With reference to FIG. 8, the voltage to sustain the arc is higher for the 
nozzle of the invention as denoted by reference line 80 than for a 
conventional biangle nozzle without a regeneration passageway as denoted 
by reference line 82 or for a single angle nozzle as denoted by reference 
line 84. Running at a higher voltage, such as from about 200 volts to 
about 250 volts and preferably from about 210 volts to about 230 volts, 
with a correspondingly lower current, reduces cathode and anode erosion, 
thereby increasing the effective thruster life. 
It is apparent that there has been provided in accordance with this 
invention a process for the manufacture of an electrothermal arcjet 
thruster that fully satisfies the objects, features and advantages set 
forth hereinbefore.
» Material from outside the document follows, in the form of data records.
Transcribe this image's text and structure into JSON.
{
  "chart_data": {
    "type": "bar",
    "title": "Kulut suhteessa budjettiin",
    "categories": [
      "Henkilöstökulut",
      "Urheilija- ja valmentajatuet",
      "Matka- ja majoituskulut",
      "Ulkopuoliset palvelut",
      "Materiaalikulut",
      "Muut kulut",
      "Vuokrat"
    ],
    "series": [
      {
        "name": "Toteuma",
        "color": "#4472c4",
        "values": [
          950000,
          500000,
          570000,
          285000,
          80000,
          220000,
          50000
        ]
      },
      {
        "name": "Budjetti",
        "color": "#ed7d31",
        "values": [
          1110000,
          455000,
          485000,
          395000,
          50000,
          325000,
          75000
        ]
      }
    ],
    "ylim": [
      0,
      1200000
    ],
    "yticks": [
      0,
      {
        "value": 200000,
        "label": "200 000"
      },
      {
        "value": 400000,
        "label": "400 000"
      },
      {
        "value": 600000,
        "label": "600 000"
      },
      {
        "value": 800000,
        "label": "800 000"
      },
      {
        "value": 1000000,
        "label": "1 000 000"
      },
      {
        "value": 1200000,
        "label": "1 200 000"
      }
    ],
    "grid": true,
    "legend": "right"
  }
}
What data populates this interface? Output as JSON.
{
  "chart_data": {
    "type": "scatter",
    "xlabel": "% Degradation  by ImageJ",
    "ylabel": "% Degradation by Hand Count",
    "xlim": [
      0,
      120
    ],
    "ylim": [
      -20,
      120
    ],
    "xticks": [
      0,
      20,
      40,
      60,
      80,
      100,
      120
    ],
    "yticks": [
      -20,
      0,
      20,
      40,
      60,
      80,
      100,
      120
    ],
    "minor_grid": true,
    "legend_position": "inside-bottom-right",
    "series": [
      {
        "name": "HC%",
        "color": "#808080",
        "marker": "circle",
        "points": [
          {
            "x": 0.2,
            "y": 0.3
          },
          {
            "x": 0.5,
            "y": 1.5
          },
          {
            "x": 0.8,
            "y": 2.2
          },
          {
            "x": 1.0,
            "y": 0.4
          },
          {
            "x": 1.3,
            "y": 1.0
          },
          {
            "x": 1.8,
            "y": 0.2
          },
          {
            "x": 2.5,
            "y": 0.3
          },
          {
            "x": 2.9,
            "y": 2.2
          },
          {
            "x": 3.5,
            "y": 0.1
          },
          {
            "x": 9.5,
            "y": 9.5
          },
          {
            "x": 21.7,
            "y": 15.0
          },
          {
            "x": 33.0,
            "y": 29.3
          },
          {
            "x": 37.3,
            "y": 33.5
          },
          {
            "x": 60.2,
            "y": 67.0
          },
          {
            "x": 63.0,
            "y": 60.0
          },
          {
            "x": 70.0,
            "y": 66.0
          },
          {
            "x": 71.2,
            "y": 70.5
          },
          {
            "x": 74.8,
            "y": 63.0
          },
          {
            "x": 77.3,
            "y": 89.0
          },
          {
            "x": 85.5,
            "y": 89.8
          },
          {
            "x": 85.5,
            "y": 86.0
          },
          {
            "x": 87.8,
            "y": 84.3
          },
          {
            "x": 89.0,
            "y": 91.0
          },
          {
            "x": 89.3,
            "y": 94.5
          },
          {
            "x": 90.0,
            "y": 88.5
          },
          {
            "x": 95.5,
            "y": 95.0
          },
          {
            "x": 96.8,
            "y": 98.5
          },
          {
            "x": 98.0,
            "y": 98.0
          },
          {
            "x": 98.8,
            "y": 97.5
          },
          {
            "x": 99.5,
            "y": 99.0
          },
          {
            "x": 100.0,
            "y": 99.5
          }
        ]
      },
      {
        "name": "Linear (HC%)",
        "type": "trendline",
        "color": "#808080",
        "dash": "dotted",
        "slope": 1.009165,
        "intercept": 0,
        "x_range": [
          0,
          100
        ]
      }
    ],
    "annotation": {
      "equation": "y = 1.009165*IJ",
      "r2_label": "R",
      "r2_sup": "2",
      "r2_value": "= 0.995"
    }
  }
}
While the invention has been described in combination 
with specific embodiments thereof, it is evident that many alternatives, 
modifications and variations will be apparent to those skilled in the art 
in light of the foregoing description. Accordingly, it is intended to 
embrace all such alternatives, modifications and variations as fall within 
the spirit and broad scope of the appended claims.